There are all kinds of good, solid, logical reasons to protect yourself and your loved ones with health plans.  Find one that has health insurance premiums that you can afford because if you can’t afford the health premiums you won’t keep the insurance.  Travelers Insurance has probably the greatest reason of all.  It’s on their TV ads with red umbrellas and it says “We take the scary out of life”.  That pretty much sums it up.  Bee stings can be one of life’s scary things, especially if you are allergic to them.  There are some folk lore cures for bee stings.  One of them is to take a copper penny and tape it over the sting for 15 minutes.  The copper is supposed to remove the redness and swelling. Research on the web pretty much debunks the copper to sure bee stings.  However, there are some things you should know about bee stings and some things you should do if you get stung.

Medicinenet.com reports that “When bees or wasps sting a person they inject venom through their stinger into the skin of the victim.  Wasps, yellow jackets and hornets have stingers without barbs that are usually retracted upon stinging, and these insects can sting people multiple times. The honey bee (pictured) has a barbed stinger that remains in the victim’s skin with its venom sack attached.  About 3% of people stung by bees and wasps have an allergic reaction to the sting, and up to 0.8% of bee sting victims experience the severe and life-threatening allergic reaction know as anaphylaxis.”

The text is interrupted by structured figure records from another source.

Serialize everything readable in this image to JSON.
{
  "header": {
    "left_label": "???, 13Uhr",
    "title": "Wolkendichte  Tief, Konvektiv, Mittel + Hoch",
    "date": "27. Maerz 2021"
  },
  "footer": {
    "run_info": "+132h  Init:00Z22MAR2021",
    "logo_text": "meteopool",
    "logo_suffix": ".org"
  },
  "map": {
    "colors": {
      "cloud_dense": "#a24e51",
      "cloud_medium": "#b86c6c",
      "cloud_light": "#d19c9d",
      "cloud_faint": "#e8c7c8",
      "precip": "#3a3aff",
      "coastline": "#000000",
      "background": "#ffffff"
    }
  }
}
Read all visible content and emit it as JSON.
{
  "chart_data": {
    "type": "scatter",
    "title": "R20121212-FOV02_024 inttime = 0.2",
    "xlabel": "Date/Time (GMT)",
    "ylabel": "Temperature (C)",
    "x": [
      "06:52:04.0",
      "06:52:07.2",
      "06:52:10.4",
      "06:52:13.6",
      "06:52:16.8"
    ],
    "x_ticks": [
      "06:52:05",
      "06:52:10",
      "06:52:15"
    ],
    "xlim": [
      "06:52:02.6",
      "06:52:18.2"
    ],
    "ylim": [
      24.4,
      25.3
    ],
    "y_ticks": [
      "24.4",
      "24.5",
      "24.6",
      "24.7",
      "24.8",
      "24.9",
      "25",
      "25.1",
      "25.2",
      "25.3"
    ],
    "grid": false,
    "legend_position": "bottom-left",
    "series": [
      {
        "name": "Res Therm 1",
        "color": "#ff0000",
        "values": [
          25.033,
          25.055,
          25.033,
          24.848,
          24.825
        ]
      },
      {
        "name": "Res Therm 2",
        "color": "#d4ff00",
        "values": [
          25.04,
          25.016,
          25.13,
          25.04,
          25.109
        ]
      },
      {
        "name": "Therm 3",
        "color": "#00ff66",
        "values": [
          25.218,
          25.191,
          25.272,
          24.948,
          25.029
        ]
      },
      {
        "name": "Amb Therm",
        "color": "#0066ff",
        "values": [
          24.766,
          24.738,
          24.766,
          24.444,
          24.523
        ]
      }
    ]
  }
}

The article goes on to say that most people have a localized reaction to a bee sting.  The skin will be reddened and painful and swelling and/or itching may occur but will usually go away in a few hours.  Sometimes there is a large local reaction and the swelling, redness and pain may last as long as a week.

You might also develop a systemic allergic reaction where the entire body is affected.  This may cause hives, redness, or swelling at sites on the body far away from the sting.  Symptoms may include vomiting, nausea, diarrhea and dizziness.

Anaphylactic reactions are the ones to watch out for.  In the U.S. about 50 people are killed each year due to severe anaphylactic reactions to bee stings.  The reaction will usually occur within minutes of the bee sting.  Most individuals who have allergies to bee stings will have had a worsened reaction to every subsequent sting, and they should carry an injectable form of the drug epinephrine at all times.  In anaphylactic reactions victims experience wheezing, difficulty breathing and a drop in blood pressure that leads to shock if not treated promptly.  If you are stung by a bee or you have a history of severe reactions to insect stings call emergency medical services immediately.

For the rest of us if you are stung try to see and if the stinger is still present;  Look for a small black dot and use a hard object like a credit card to swipe over the area and remove the stinger.  After you have removed the stinger, apply ice to reduce the body’s inflammatory response.  The use of ibuprofen or acetaminophen can also provide relief.

Stings in the mouth or nose may also require emergency attention, since they can lead to swelling that can interfere with breathing.